Hellgate, or Hellgates is the name of a pass in the Clark Fork of the Columbia River, just East of Missoula, Montana, and by extension, is sometimes used to refer to Missoula itself.

The pass is between two large hills, Mount Jumbo and Mount Sentinel. If you wanted to get from the Western parts of Montana to the Eastern part, you would probably end up going through there. In fact, I-90 goes through there. And that is how the pass got its name.

Before the area was settled by Europeans, but after they had brought horses, groups of Salish, Coure d' Alene and Spokane 'Indians' would supplement their largely Salmon based diets with Buffalo. Once a year, they would ride from the mountain valleys of Western Montana to the Great Plains of Eastern Montana to hunt buffalo. And, of course, they would have to pass through the narrow pass of the Clark Fork river.

The Blackfoot Indians, a group that ranged across Eastern Montana, were either not too happy about the intrusion, or just wanted to loot the hunters.

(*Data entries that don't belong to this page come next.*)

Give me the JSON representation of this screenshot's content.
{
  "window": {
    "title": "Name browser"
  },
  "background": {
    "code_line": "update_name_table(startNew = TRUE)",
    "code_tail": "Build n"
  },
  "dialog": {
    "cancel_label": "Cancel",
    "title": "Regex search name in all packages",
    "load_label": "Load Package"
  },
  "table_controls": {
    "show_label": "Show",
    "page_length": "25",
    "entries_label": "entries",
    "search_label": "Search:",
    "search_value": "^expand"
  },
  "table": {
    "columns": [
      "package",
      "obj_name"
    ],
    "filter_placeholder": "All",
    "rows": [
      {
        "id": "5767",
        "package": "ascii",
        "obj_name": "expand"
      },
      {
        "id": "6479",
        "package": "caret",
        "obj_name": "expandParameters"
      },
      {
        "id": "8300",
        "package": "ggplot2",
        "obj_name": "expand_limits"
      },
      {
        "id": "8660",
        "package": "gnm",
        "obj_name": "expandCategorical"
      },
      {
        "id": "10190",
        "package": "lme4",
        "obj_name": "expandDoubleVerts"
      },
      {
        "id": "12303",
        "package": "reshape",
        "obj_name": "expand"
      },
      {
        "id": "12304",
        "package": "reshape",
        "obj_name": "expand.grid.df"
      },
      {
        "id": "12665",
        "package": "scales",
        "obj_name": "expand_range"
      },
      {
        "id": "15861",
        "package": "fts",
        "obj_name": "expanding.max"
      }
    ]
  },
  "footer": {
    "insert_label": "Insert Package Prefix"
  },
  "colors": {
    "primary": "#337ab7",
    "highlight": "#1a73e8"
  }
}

So when the hunters went through the narrow pass, the Blackfoot would often ambush them.

In fact, this happened so often, that before too long, the pass, which in certain places was only a hundred yards wide, became so littered with corpses, that it begin to take on a rather hellish appearence, as dozens of bleached skeletons covered the ground. When the French arrived, they gave the area the name Port d' la Infierno, which was translated into English as "Hellgate". The word that the Salish and their allies gave to describe the place Isul, meaning horrible, gave Missoula its name.

As a side note, certain members of the Blackfoot tribe later migrated to Staten Island, where they formed the Wu-Tang Clan.